Dupree followed her into the spacious foyer. “The stench. I realized I’d be here for a few days. There was no sense despoiling the air and making my stay unpleasant. You know, I’ve thought a good deal about you since we parted company. I truly valued our acquaintance.”
“I understood you set a price on it.”
Dupree chuckled as he nudged her with the pistol in the direction of the large salon to the left of the foyer. “What a clever child you are. Yes, I couldn’t bear to part company without attempting to have you returned to me. Tell me, what was the name of the chit who escaped with you?”
Juliette didn’t answer.
“Loyalty. What a splendid virtue. But I shall findher, you know. She left a trinket behind with an excellent likeness.”
Juliette stiffened. “The locket?”
“I only recently discovered the miniature, but on my return I shall find good use for it.”
They entered the dining salon and Juliette paused just inside the door. She scarcely remembered this room. They had been there only a few months, and she had always been fed her meals upstairs in the nursery. The long, gleaming mahogany table was intricately carved in a floral design and the twenty mahogany chairs cushioned in crimson brocade. A handsome mahogany sideboard occupied one side of the room and a chest carved with the same artistry as the long table rested beside the two long doors opening onto the veranda.
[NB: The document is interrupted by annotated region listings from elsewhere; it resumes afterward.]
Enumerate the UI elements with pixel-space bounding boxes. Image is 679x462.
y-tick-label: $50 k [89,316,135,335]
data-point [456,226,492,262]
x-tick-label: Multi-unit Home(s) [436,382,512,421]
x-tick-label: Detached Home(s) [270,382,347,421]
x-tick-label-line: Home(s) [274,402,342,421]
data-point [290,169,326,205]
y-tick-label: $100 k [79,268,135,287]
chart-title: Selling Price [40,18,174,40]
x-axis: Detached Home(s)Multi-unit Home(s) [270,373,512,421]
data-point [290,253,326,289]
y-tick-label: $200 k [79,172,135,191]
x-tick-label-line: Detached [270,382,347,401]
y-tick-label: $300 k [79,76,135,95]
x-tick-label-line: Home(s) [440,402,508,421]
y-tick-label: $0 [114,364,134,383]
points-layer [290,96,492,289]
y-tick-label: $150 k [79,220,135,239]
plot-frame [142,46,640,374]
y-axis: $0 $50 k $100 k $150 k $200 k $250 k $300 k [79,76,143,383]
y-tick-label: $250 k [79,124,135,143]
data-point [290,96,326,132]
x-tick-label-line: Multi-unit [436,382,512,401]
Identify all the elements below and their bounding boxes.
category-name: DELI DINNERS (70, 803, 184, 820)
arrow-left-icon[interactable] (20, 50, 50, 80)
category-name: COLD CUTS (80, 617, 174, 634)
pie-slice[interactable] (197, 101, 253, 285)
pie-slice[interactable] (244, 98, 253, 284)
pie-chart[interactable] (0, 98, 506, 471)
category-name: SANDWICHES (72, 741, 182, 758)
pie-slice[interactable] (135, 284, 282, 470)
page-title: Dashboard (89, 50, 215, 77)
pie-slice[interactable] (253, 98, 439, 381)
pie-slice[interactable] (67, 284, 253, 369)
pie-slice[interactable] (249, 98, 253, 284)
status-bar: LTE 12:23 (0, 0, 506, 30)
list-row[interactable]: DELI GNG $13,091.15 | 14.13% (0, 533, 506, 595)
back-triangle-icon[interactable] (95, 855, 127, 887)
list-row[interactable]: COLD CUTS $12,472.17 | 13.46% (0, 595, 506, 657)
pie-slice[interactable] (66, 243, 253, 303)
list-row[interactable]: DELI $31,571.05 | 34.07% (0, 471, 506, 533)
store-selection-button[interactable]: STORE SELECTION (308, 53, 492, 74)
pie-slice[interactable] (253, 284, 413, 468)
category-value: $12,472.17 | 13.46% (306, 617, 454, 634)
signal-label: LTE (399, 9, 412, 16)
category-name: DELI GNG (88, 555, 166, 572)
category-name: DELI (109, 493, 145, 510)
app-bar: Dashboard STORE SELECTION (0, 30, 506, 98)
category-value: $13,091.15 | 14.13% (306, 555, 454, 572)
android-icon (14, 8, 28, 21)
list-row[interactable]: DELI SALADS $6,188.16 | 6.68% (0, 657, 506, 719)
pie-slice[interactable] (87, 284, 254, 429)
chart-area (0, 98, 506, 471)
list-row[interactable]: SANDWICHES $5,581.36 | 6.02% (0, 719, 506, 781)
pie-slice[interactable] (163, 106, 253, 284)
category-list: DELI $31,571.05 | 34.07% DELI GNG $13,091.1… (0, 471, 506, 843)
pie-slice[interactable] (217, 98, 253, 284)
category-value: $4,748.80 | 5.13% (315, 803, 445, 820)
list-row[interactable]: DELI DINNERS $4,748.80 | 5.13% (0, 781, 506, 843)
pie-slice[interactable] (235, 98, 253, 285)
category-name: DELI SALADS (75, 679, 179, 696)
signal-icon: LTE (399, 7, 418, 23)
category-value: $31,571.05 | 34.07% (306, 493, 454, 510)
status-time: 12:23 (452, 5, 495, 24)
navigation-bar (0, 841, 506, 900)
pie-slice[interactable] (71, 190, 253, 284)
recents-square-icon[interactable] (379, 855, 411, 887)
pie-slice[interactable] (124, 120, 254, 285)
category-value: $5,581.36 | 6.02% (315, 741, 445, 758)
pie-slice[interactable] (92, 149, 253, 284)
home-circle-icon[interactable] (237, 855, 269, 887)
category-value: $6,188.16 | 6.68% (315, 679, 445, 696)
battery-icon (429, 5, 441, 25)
“Isn’t it a splendid room?” Dupree nudged her toward the doors at the far end of the room. “I’ve spent many happy hours here.” He set the lantern on the table and threw open the doors. “Come. Let’s look at this magnificent view of the town.” He pulled her out to stand before the low stone balustrade and Juliette stared down the steep, stony hill at the lights of Andorra some two hundred feet below.
“Where is my mother?”
He smiled at her. “Don’t you hear her? I do. Listen.”
She heard nothing but the rustle of the wind through the pine trees marching down the hill.
No, the rustle wasn’t coming from the trees but from the dining salon.
She slowly turned her head and looked back toward the French doors.
“Yes,” Dupree said softly. “She’s waiting for you.” His hand closed on her arm and he pushed her back toward the dining salon, stopping inside the doors. “Now, let your ears guide you.”
The rustle came again, louder, closer.
From the elaborately carved chest to the left of the veranda doors.
The mahogany chest measured five feet long byfour feet high and gleamed with dark beauty in the flickering light of the candle.
The rustle came again, like autumn leaves blown by the wind.
“Open it.” Dupree’s eyes fixed eagerly on her face. “She’s waiting.”
Juliette swallowed and moved leadenly to stand before the chest.
The rustle came again.
Dupree motioned with the pistol.
She slowly reached down and raised the lid.
She screamed.
She slammed the lid down.
“What the—” Dupree’s strangled shout behind her jarred her out of the stupor of horror into which she had been hurled by what she had just seen. She whirled as Jean Marc, his arm around Dupree’s neck, dragged the man through the open doorway out onto the veranda.
Dupree’s eyes bulged from his head as he attempted to get his breath. He tried to lift the pistol, but Jean Marc’s hand tightened around him and then jerked the pistol from his hand as he dragged him toward the stone balustrade.
Dupree turned his head and glared at Jean Marc. “I’ve seen you before at the convention. You’re Andreas. I’ll remember you. I won’t forget—”
“Remember me in hell.” Jean Marc pressed the gun to Dupree’s side and pulled the trigger.